A: In  https://en.wikipedia.org/wiki/Cluster_decay - pointed out by @JonCuster one finds 
$\lambda = \ln 2 /T_c = \nu S P$
Comparing with $\alpha$ decay, $S$ - formation probability for heavier fragments can be much lower  than $\alpha$, because they have more complicated structure, while $\alpha$ is a very good cluster in nucleus in many cases (in Li, C, ...).
Another term is $P$ - penetrability, which translates to possibility to overcome a Coulomb barrier. What is the "penetrability factor"? - but from elsewhere you find this equation:
$P \sim \exp(-2\pi z_1 z_2 e^2/\hbar v)$
From this one can see that (if you consider Z=92 nucleus) $z_1z_2$ is 180 for $\alpha$ (2*90) and 516 for carbon (6*86). Then you must have higher velocity $v$ for a similar $P$, which means a lower fraction of the the wavefunction can participate.
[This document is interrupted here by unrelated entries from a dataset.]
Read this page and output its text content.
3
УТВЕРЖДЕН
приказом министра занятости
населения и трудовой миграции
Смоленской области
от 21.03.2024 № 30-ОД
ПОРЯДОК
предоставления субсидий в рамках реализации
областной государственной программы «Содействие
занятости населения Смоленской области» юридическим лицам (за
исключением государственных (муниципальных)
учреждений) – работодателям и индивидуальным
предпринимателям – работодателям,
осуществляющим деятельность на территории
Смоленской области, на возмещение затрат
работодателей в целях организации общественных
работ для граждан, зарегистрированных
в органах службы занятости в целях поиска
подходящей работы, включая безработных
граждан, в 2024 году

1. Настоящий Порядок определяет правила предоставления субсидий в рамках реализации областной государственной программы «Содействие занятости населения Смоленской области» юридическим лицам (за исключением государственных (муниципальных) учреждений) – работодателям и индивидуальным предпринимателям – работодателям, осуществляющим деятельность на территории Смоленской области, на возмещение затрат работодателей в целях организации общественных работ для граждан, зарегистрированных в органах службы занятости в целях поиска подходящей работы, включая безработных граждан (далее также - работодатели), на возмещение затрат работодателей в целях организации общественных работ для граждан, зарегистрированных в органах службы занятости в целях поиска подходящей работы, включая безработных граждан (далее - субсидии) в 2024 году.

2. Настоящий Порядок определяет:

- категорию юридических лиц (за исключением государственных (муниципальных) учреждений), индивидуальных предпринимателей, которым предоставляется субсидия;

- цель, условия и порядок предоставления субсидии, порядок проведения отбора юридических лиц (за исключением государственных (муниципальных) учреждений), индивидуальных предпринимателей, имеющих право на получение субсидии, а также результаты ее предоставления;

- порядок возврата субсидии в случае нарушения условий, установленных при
And exponential makes it even more important.
One is used to a fact, that the Coulomb barrier plays a role when particle is approaching the nucleus from outside, but it is actually similar when the particle resides inside, because it is low in a potential well created by some field of all particles.
A: A simple (if hand-wavy) answer is that one part of the wavefunction for a carbon nucleus is a cluster of three alpha particles.  Therefore, while you're waiting around for your carbon nucleus to form so that it can possibly tunnel out to cause a cluster decay, you're necessarily forming alpha particles that are more likely to tunnel out themselves than to cluster together inside the nucleus.